Inutile de dire que se laisser poursuivre par six toros de combat et huit bœufs dans une rue étroite bondée de gens est très dangereux. On ne peut cependant que constater que le nombre de morts et de blessés est bien inférieur à ce que l’on pourrait imaginer en toute logique puisque, ces 100 dernières années, 5.000 toros ont couru durant 50 heures dans les rues de Pampelune, soit une distance totale de 650 kilomètres, entourés d’un million de personnes. Or, le bilan de morts et de blessés est objectivement peu élevé.

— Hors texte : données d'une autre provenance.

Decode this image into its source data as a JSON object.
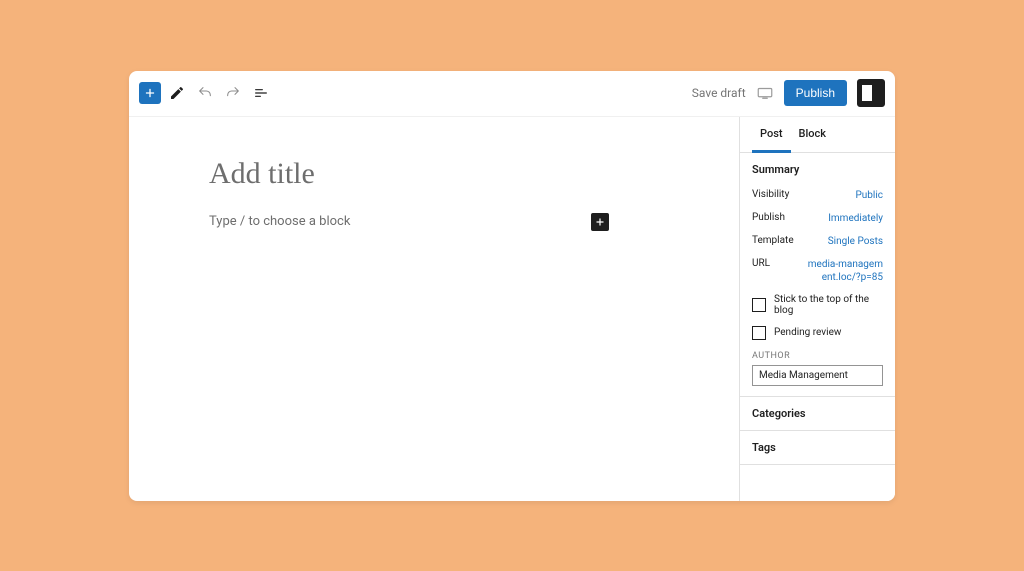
{
  "toolbar": {
    "save_draft": "Save draft",
    "publish_label": "Publish"
  },
  "editor": {
    "title_placeholder": "Add title",
    "block_prompt": "Type / to choose a block"
  },
  "sidebar": {
    "tabs": {
      "post": "Post",
      "block": "Block",
      "active": "post"
    },
    "summary": {
      "title": "Summary",
      "visibility_label": "Visibility",
      "visibility_value": "Public",
      "publish_label": "Publish",
      "publish_value": "Immediately",
      "template_label": "Template",
      "template_value": "Single Posts",
      "url_label": "URL",
      "url_value": "media-management.loc/?p=85",
      "stick_label": "Stick to the top of the blog",
      "pending_label": "Pending review",
      "author_label": "AUTHOR",
      "author_value": "Media Management"
    },
    "sections": {
      "categories": "Categories",
      "tags": "Tags"
    }
  }
}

Le parcours de l’encierro de Pampelune, de 850 mètres de long, suit le tortueux tracé médiéval du Vieux Quartier de la ville. L’urbanisme complexe de cette zone de Pampelune, fruit de plusieurs siècles de constructions diverses, fait que le trajet de la course arpente des rues escarpées, comporte des virages à angle droit, emprunte d’étroites et sombres ruelles, descende des pentes et pénètre dans un tunnel sous les gradins des arènes. Un parcours varié et spectaculaire tout simplement dû à l’emplacement des anciens remparts, des portes médiévales de la ville et des arènes.
Santo Domingo
280 mètres. Pente abrupte de jusqu’à 10% de dénivellement, en partie coincée entre de hauts murs de pierre et premier tronçon de l’ encierro. Les toros sortent de l’enclos situé dans l’un des anciens bastions de la citadelle. C’est l’endroit où ils courent le plus vite.
Plaza del Ayuntamiento-Mercaderes
Deuxième tronçon, sur terrain plat et plus lumineux que le précédent, de 100 mètres de long et 9 mètres de large. Les toros et bœufs, encore très rapides, doivent tourner légèrement à gauche, au début de la rue Mercaderes.
Estafeta
La rue la plus célèbre de l’encierro, longue de 300 mètres, sombre et légèrement ascendante (2% de dénivellement). Le début est spectaculaire avec un virage à droite de 90º, ce qui provoque le dérapage des toros qui, emportés par la force centrifuge, heurtent la palissade, tombent et se dispersent.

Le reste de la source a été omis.